IN THE SPACE OF A WEEK we've seen two software giants, Google and Microsoft, unveil the latest versions of their mobile operating systems - Android 4.1 Jelly Bean and Windows Phone 8 Apollo. Both have seen major improvements, in terms of performance and aesthetics, but how do the two mobile operating systems compare?
Android 4.1 takes the operating system's customisability to a whole new level. Unlike in previous Android iterations, apps and widgets are now automatically resized to fit nicely across users' multiple home screens, filling any empty screen space they can find. Google also introduced a new notifications menu, which is just as good looking as it is functional.
Windows Phone 8 also offers a welcome refresh from the previous iterations. The operating system's live updating tiles can now be resized, letting users arrange a more customisable home page. Unlike Android however, the interface is still lacking multiple home screens.
One of the stand-out features of Android 4.1 Jelly Bean is "Project Butter". This oddly-named software feature offers a smoother video experience by optimising hardware usage, which should also increase the battery life of Android devices.
The performance of Windows Phones will also get a boost with the arrival of Windows Phone 8. The latest iteration offers support for multi-core processors for the first time, which means that next-generation Nokia Lumia devices are likely to come with Qualcomm's dual-core S4 processor. This should offer slicker performance all around, although we don't think it will do anything to increase battery life.

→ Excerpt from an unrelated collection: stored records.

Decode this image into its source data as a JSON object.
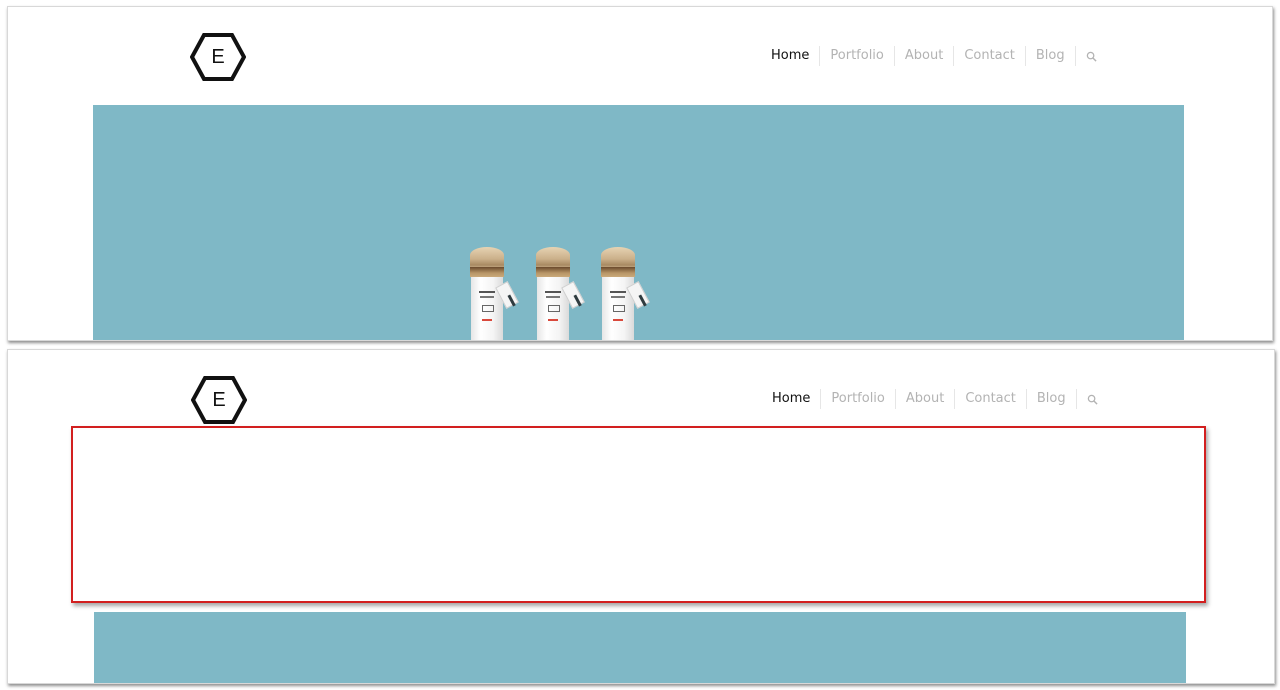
{
  "site": {
    "logo_letter": "E"
  },
  "nav": {
    "items": [
      {
        "label": "Home",
        "active": true
      },
      {
        "label": "Portfolio",
        "active": false
      },
      {
        "label": "About",
        "active": false
      },
      {
        "label": "Contact",
        "active": false
      },
      {
        "label": "Blog",
        "active": false
      }
    ],
    "search_icon": "search-icon"
  },
  "colors": {
    "hero_background": "#7fb8c6",
    "nav_active": "#111111",
    "nav_inactive": "#b3b3b3",
    "highlight_border": "#d21f1f"
  }
}
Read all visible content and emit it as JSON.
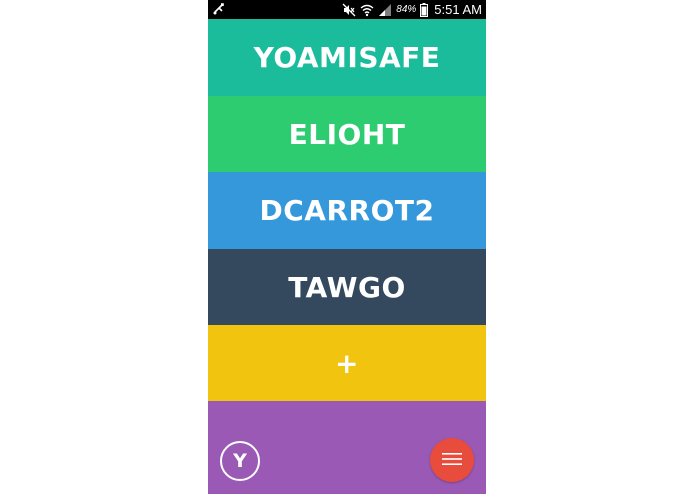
{
  "statusbar": {
    "battery_percent": "84%",
    "time": "5:51 AM",
    "icons": [
      "usb-debug-icon",
      "mute-icon",
      "wifi-icon",
      "signal-icon",
      "battery-icon"
    ]
  },
  "accounts": [
    {
      "label": "YOAMISAFE",
      "color": "#1abc9c"
    },
    {
      "label": "ELIOHT",
      "color": "#2ecc71"
    },
    {
      "label": "DCARROT2",
      "color": "#3498db"
    },
    {
      "label": "TAWGO",
      "color": "#34495e"
    }
  ],
  "add_tile": {
    "label": "+",
    "color": "#f1c40f"
  },
  "bottom_bar": {
    "color": "#9b59b6",
    "y_button_label": "Y",
    "menu_button_color": "#e74c3c",
    "menu_icon": "hamburger-menu-icon"
  }
}
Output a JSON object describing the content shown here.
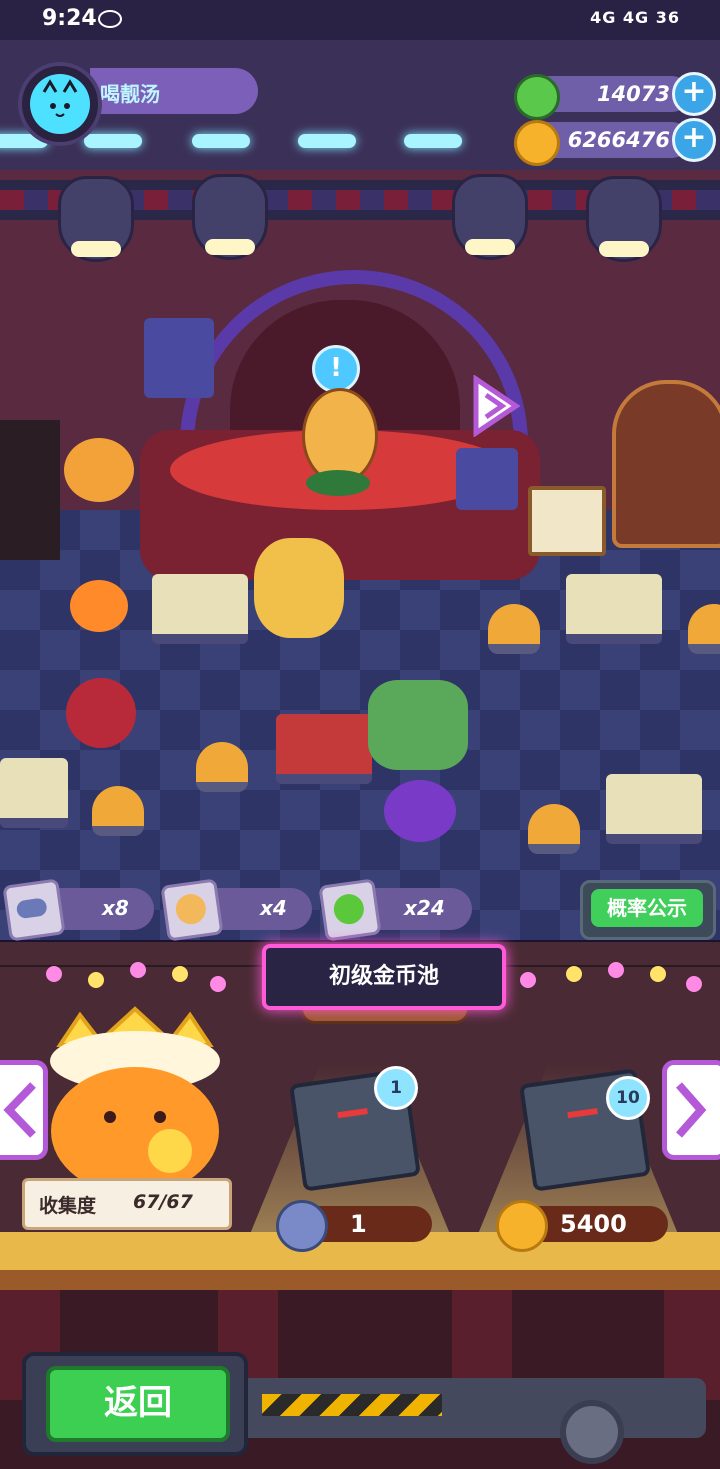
{
  "status_bar": {
    "time": "9:24",
    "right_text": "4G 4G 36"
  },
  "player": {
    "name": "喝靓汤"
  },
  "currencies": [
    {
      "icon": "green-donut-icon",
      "value": "14073"
    },
    {
      "icon": "gold-planet-coin-icon",
      "value": "6266476"
    }
  ],
  "stage": {
    "alert": "!"
  },
  "items": [
    {
      "icon": "blue-capsule-icon",
      "count": "x8"
    },
    {
      "icon": "gold-cookie-icon",
      "count": "x4"
    },
    {
      "icon": "green-gear-icon",
      "count": "x24"
    }
  ],
  "probability_button": "概率公示",
  "pool": {
    "title": "初级金币池",
    "collection_label": "收集度",
    "collection_value": "67/67",
    "draws": [
      {
        "badge": "1",
        "cost_icon": "blue-capsule-icon",
        "cost": "1"
      },
      {
        "badge": "10",
        "cost_icon": "gold-planet-coin-icon",
        "cost": "5400"
      }
    ]
  },
  "back_button": "返回",
  "colors": {
    "accent_pink": "#ff5ad8",
    "green_button": "#3ccf52",
    "purple_hud": "#7b5fb8"
  }
}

It might not have been a focal point at Google's I/O Conference in San Francisco, but maps on Android 4.1 are in line for a decent boost too. Google Maps, the most popular mobile mapping service, now comes with an offline mode and a snazzy 3D view feature. Most excitingly, the maps are also integrated into the new Google Now service, automatically alerting users to traffic delays and integrating public transport information.
Windows Phone 8 comes with Nokia Maps pre-loaded as standard, which means that the Finnish phone firm's intuitive service will come installed on all Apollo-powered handsets. Downloadable maps and turn-by-turn navigation make Nokia Maps arguably the most impressive mobile mapping service available and looks set to challenge Google Maps for the mapping crown.